Friday, March 28, 2014

The Chaperone by Laura Moriarty, 2012

1922 is a time of change. Hairstyles along with hemlines are getting shorter, and women are leaving their corsets for the simplicity of brassieres, slips and underwear. All this change is knocking at the door of Wichita’s housewives, who out of expectation and maybe even habit are adverse to these changes. Speak of prohibition and they can tell you how drink causes families to fall apart. When birth control makes the shelves of the local drug store in the mid 1930's it is still immoral even though families are struggling to survive the dust-bowl.
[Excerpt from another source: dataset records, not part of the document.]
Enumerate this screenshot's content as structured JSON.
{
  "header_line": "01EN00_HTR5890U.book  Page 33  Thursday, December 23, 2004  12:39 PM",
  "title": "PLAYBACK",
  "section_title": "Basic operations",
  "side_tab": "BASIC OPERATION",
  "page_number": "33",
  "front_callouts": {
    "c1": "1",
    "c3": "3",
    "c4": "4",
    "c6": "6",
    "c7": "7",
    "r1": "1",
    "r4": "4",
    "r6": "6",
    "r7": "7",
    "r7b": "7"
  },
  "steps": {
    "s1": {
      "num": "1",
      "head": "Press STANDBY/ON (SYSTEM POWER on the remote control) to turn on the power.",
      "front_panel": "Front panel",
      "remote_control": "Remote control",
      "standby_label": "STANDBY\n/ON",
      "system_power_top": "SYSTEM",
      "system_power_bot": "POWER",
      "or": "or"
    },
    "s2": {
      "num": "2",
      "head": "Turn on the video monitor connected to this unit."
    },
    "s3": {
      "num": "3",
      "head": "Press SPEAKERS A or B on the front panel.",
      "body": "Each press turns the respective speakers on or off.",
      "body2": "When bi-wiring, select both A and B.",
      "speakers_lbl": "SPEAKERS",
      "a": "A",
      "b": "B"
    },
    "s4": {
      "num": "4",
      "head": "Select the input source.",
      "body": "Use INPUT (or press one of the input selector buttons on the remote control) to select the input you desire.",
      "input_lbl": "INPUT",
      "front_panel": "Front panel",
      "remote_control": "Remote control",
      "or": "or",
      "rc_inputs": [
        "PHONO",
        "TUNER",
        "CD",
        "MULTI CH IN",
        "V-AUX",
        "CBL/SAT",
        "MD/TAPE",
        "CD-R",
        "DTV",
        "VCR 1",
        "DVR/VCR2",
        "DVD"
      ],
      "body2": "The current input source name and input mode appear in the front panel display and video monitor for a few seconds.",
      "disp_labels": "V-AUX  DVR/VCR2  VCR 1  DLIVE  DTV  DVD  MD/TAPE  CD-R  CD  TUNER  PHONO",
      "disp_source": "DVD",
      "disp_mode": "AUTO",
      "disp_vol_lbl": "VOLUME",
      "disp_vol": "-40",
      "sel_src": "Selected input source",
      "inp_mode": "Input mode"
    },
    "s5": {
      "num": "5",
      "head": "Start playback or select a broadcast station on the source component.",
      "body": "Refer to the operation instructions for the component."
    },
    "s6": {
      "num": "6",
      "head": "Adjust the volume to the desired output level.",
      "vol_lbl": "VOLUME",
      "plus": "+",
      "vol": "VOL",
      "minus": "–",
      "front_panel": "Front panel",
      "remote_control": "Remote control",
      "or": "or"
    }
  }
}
Cora is one of the housewives that behave by the rules of Kansas society. Though, less can be said of her 15 year old charge Louise Brooks. Traveling by train, they accompany each other to New York City, where Louise is to attend Denishawn School of Dance and Cora plans to confront her past. The trip isn't easy for either, as they push each other’s boundaries, which causes Cora to doubt her provincial attitude as she comes closer to discovering her identity.
As an orphan, Cora rode the Orphan Train from NYC to Kansas, where orphans like her were paraded for potential families to adopt. Although she was adopted by a kind family, married a lawyer who provided her with a family and name, Cora struggled with her sense of abandonment. She needed to find who her parents were.

I wish I could say that Cora’s journey ends with her finding closure and happiness, but that is only partly true. The story of Cora’s identity is driven by over the top, shocking plot twists. With each layer of the story, there is an element of surprise that causes controversy and shock value. I found it ridiculous that all these experiences happened to Cora, while everyone else in the novel seems to be unaffected by the changing world (I can’t say more without giving away major plot spoilers).

I can say that the tolerance shown in the novel is a redeeming quality. As Cora’s character grows, she demonstrates a great amount of tolerance even for things she doesn't always understand. Leaving behind her small town convictions is part of how Cora is able to finally break away from Kansas society values and create some of her own.